Metric Name | Metric Definition |
Engine execution time | Reflects the time the first task was executed on the Spark engine (the time when the task first preempted the CPU for execution). |
CU consumption | Reflects the actual resource consumption of a task. The calculation aggregates the runtime of all Spark task executors. Since each Spark task is executed in parallel across multiple CUs and the CU consumption time is serialized and accumulated, it is greater than the engine execution duration. |
Data scan size | Summarizes the input bytes size for each Spark stage. |
Total output size | Summarizes the output bytes size for each Spark stage. |
Data shuffle size | Summarizes the shuffle read bytes size for each Spark stage. |
Number of output files | (This metric requires the Spark engine kernel to be upgraded to a version after November 16, 2024)The total number of files written by tasks through statements such as insert. |
Number of output small files | (This metric requires the Spark engine kernel to be upgraded to a version after November 16, 2024)Small files are defined as output files with a size less than 4 MB (controlled by the parameter spark.dlc.monitorFileSizeThreshold, default 4 MB, configurable at the engine or task level).
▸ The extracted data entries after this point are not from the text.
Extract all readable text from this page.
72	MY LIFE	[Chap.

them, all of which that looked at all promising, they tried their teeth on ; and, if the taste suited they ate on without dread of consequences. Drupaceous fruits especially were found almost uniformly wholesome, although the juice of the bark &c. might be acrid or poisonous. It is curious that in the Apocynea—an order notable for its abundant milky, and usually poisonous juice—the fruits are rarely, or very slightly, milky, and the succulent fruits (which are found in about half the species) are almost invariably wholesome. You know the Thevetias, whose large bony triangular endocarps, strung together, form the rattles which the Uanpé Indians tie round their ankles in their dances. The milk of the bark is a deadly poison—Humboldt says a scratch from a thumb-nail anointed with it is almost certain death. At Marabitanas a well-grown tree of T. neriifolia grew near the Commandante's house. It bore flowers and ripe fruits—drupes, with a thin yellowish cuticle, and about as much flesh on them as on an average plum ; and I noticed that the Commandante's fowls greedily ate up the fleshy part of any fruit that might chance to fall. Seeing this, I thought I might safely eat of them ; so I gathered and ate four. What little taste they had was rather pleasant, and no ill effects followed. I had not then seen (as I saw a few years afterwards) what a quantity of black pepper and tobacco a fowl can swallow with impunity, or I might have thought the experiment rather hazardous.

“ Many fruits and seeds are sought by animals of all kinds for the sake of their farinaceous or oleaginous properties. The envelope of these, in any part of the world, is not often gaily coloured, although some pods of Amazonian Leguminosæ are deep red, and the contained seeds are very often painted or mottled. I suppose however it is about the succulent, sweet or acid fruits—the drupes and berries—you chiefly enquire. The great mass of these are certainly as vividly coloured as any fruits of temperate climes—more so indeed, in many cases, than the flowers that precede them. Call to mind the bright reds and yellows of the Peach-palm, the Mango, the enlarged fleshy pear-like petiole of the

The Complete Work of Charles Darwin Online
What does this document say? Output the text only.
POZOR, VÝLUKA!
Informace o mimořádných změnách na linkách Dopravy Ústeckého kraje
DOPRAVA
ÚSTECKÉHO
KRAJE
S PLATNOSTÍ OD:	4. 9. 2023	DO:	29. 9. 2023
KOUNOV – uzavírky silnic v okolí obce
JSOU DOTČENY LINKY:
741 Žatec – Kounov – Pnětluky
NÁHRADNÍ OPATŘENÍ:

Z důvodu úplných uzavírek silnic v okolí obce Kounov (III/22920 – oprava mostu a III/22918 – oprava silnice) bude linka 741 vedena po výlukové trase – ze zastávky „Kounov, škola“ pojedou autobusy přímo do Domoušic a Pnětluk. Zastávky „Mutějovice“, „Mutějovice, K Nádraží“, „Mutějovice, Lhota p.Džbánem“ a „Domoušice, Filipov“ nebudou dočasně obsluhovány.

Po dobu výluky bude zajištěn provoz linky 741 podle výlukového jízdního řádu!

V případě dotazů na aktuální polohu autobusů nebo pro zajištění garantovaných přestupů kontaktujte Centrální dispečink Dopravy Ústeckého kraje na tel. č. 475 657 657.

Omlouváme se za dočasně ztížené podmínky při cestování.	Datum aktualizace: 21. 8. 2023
This metric represents the total number of small files written by tasks through statements such as insert. |
Parallel task | Displays the parallel execution of tasks, making it easier to analyze affected tasks (up to 200 entries). |
Insight Type | Algorithm Description (Continuously Improving and Adding New Algorithms) |
Resource preemption | SQL execution task delay time is greater than 1 minute after stage submission, or delay exceeds 20% of the total runtime (the threshold formula dynamically adjusts based on task runtime and data volume). |
Shuffle exception | Stage execution encounters shuffle-related error stack information. |
Slow task | Task duration in a stage is greater than twice the average duration of other tasks in the same stage (the threshold formula dynamically adjusts based on task runtime and data volume). |
Data skew | Task shuffle data is greater than twice the average shuffle data size of other tasks (the threshold formula dynamically adjusts based on task runtime and data volume). |
Disk or memory insufficiency | Error stack information during stage execution includes OOM, insufficient disk space, or COS bandwidth limitation errors related to disk or memory insufficiency. |
Excessive small file output | (This insights type requires the Spark engine kernel to be upgraded to a version after November 16, 2024)See the metric number of output small files in the list, and the presence of excessive small file output is determined if any of the following conditions are met:1. For partitioned tables, if any partition outputs more than 200 small files; for non-partitioned tables, if the total number of small files exceeds 200.2. If partitioned or non-partitioned tables output more than 3,000 files with an average file size less than 4 MB. |